Wie er vor achtzig Jahren gewonnen wurde

Der Rohstoff des Salpeters ist der Caliche (spr. kalítsche). Dieser liegt als Gesteinsschicht in der Atacamawüste in Nordchile und bildet einen Streifen von 600 km Länge und 15 bis 20 km Breite im Osten des Küstengebirges in 1500 bis 2000 m über N. N. Geröll und Sand decken den Caliche. Die Caliche-Schicht ist etwa ein bis zwei Meter stark und wurde mit Dynamitsprengungen erschlossen. Gesteinstrümmer wurden zur Oficina (Werk/Fabrik) gefahren, wo sie in Steinbrechern zu Brocken gemahlen wurden in Größe von Tennisbällen, die danach in großen Wasserkesseln durch Kochen die Mineralien ausschieden. Die Lauge wurde anschließend in Kristallisationsbecken gepumpt. Die Wüstensonne ließ den Wassergehalt verdunsten – fertig war der Salpeter, der unter freiem Himmel gelagert wurde, weil es keine Luftfeuchtigkeit gab.

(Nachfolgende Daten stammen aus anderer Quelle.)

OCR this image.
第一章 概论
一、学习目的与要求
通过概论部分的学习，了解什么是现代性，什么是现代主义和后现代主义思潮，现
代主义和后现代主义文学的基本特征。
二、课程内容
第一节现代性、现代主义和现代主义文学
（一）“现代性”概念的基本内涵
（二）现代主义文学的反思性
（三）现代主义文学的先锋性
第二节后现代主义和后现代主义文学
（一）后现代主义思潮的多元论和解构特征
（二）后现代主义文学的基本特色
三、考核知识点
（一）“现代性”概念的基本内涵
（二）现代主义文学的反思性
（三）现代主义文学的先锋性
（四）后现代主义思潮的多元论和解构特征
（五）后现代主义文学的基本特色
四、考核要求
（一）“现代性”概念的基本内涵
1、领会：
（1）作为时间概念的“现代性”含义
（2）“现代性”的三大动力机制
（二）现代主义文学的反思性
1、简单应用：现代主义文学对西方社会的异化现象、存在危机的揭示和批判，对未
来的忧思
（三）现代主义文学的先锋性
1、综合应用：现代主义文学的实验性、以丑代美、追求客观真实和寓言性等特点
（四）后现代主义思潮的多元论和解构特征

Dieser Fertigungsablauf ist auch heute noch der gleiche in den modernen Oficinas. Diese neuen Werke arbeiten rationeller. Motorisierte, sehr große Erdbewegungs- maschinen erschließen und transportieren den Caliche. Moderne elektronisch ge- steuerte Kessel haben die Kosten gesenkt und nur wenige Arbeiter werden beschäftigt. Und wie war es damals? Sehr viele Männer mußten in der Wüstensonne schuften. Zahlreiche Maultiere litten und verreckten im Zuggeschirr der Carretas.

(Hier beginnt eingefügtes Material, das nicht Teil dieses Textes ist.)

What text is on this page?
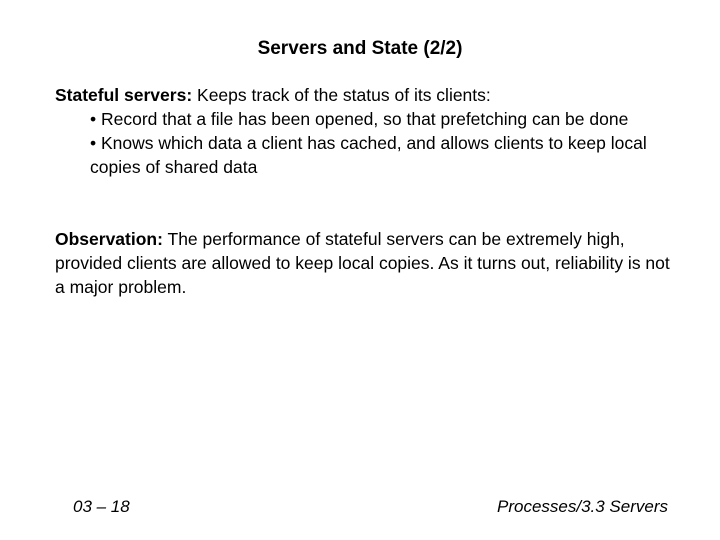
Servers and State (2/2)
Stateful servers: Keeps track of the status of its clients:
• Record that a file has been opened, so that prefetching can be done
• Knows which data a client has cached, and allows clients to keep local copies of shared data
Observation: The performance of stateful servers can be extremely high, provided clients are allowed to keep local copies. As it turns out, reliability is not a major problem.
03 – 18	Processes/3.3 Servers
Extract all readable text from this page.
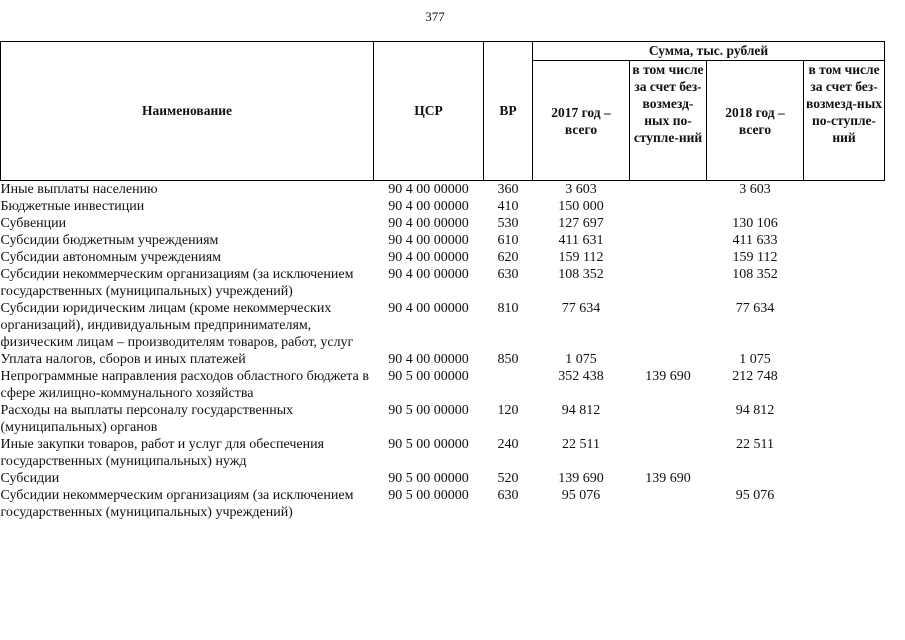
377
Наименование	ЦСР	ВР	Сумма, тыс. рублей			
			2017 год – всего	в том числе за счет без-возмезд-ных по-ступле-ний	2018 год – всего	в том числе за счет без-возмезд-ных по-ступле-ний
Иные выплаты населению	90 4 00 00000	360	3 603		3 603	
Бюджетные инвестиции	90 4 00 00000	410	150 000			
Субвенции	90 4 00 00000	530	127 697		130 106	
Субсидии бюджетным учреждениям	90 4 00 00000	610	411 631		411 633	
Субсидии автономным учреждениям	90 4 00 00000	620	159 112		159 112	
Субсидии некоммерческим организациям (за исключением государственных (муниципальных) учреждений)	90 4 00 00000	630	108 352		108 352	
Субсидии юридическим лицам (кроме некоммерческих организаций), индивидуальным предпринимателям, физическим лицам – производителям товаров, работ, услуг	90 4 00 00000	810	77 634		77 634	
Уплата налогов, сборов и иных платежей	90 4 00 00000	850	1 075		1 075	
Непрограммные направления расходов областного бюджета в сфере жилищно-коммунального хозяйства	90 5 00 00000		352 438	139 690	212 748	
Расходы на выплаты персоналу государственных (муниципальных) органов	90 5 00 00000	120	94 812		94 812	
Иные закупки товаров, работ и услуг для обеспечения государственных (муниципальных) нужд	90 5 00 00000	240	22 511		22 511	
Субсидии	90 5 00 00000	520	139 690	139 690		
Субсидии некоммерческим организациям (за исключением государственных (муниципальных) учреждений)	90 5 00 00000	630	95 076		95 076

Mein Vater, Curt Francke (1884 – 1951), leitete die Oficina Chile. Er hinterließ mir einige Fotografien, die in den Jahren 1921 bis 1925 entstanden. Die Oficina Chile, zusammen mit der in der Nähe gelegenen Oficina Alemania, gehörte der Firma Fölsch & Martin mit Sitz in Hamburg. Mein Vater arbeitete von 1904 bis 1914 und 1919 bis 1926 auf der Chile. Aus dieser „fernen“ Zeit kann ich mich an viele Einzelheiten erinnern. Mit meinem gleichaltrigen Freund Llallo stromerte ich viel herum in der Siedlung und auch in der Oficina. Und mein Vater hat mir später, als wir in Deutschland waren, vieles über seine Arbeit berichtet und was man mit dem „Salz der Wüste“ machen kann.

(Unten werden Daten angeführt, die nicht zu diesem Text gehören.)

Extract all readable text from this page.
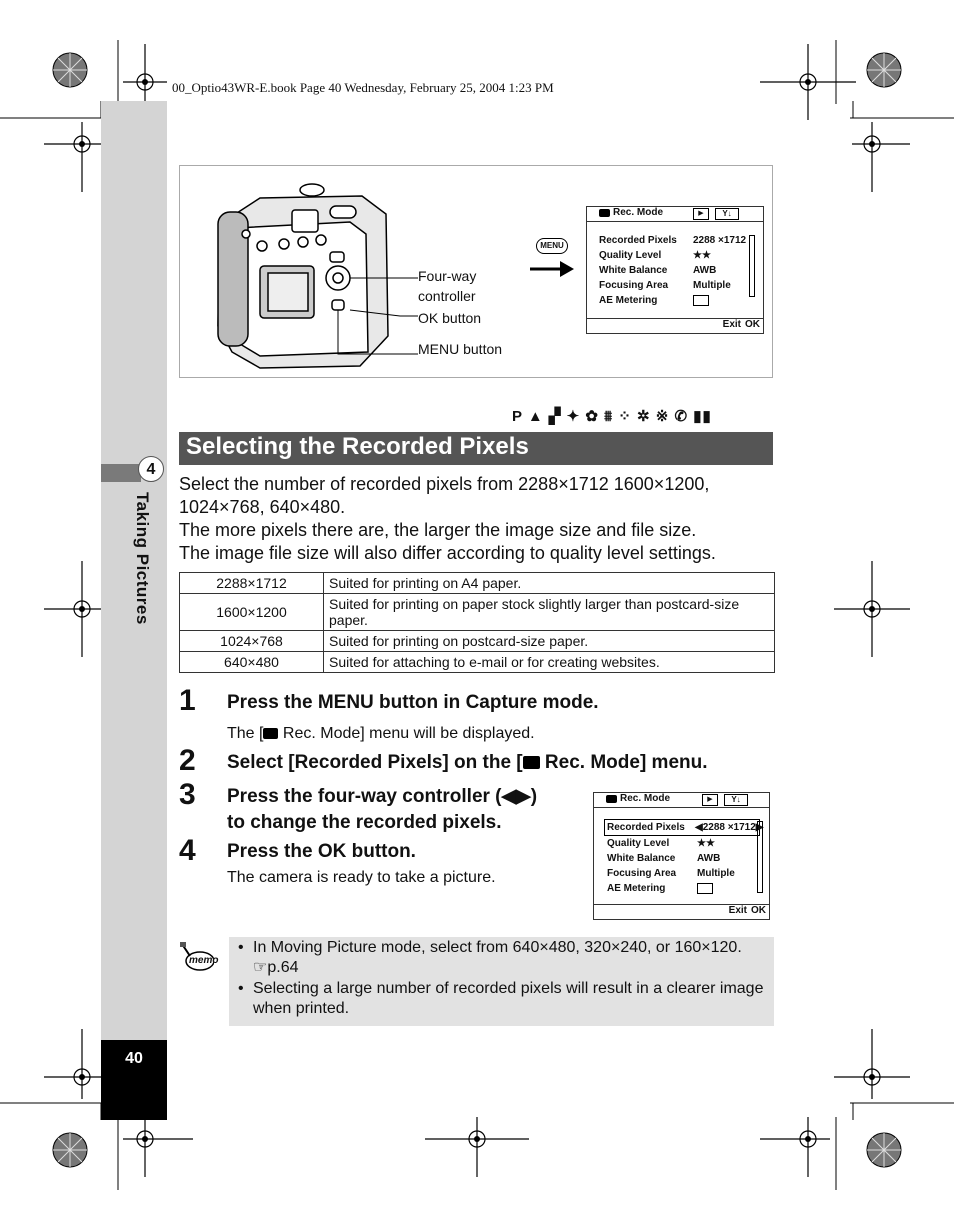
4
Taking Pictures
40
00_Optio43WR-E.book Page 40 Wednesday, February 25, 2004 1:23 PM
Four-way
controller
OK button
MENU button
MENU
Rec. Mode	▶	Y↓
Recorded Pixels 2288 ×1712
Quality Level	★★
White Balance	AWB
Focusing Area Multiple
AE Metering
Exit OK
P ▲ ▞ ✦ ✿ ⩩ ⁘ ✲ ※ ✆ ▮▮
Selecting the Recorded Pixels
Select the number of recorded pixels from 2288×1712 1600×1200,
1024×768, 640×480.
The more pixels there are, the larger the image size and file size.
The image file size will also differ according to quality level settings.
2288×1712	Suited for printing on A4 paper.
1600×1200	Suited for printing on paper stock slightly larger than postcard-size paper.
1024×768	Suited for printing on postcard-size paper.
640×480	Suited for attaching to e-mail or for creating websites.
1 Press the MENU button in Capture mode.
The [ Rec. Mode] menu will be displayed.
2 Select [Recorded Pixels] on the [ Rec. Mode] menu.
3 Press the four-way controller (◀▶)
to change the recorded pixels.
4 Press the OK button.
The camera is ready to take a picture.
Rec. Mode	▶	Y↓
Recorded Pixels ◀2288 ×1712▶
Quality Level	★★
White Balance AWB
Focusing Area Multiple
AE Metering
Exit OK
memo
• In Moving Picture mode, select from 640×480, 320×240, or 160×120.
☞p.64
• Selecting a large number of recorded pixels will result in a clearer image when printed.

Doch nun will ich die alten Fotos beschreiben. Sie sagen eigentlich mehr aus als lange Texte – aber einige Hinweise sind wohl doch von Nöten...

Für die Operarios (Arbeiter) und Dinamiteros, die auf dem Caliche-Feld zu tun hatten, wurde der Campamento Atacama eingerichtet, die Unterkunft. Das Caliche-Feld war im Laufe der Jahre so weit von der Oficina gerückt, daß es Transport-Probleme zur Arbeitsstelle gab, was ja heutzutage mit der Motorisierung gar nicht besteht. Die Oficina ist in der Bildmitte gut zu erkennen. Das Gelände bis zur Oficina ist bereits vom Caliche ausgeräumt. Die Dinamiteros waren damals unentbehrlich. Sie legten mit ihren Sprengungen den Caliche frei. Heute besorgen das motorisierte Maschinen.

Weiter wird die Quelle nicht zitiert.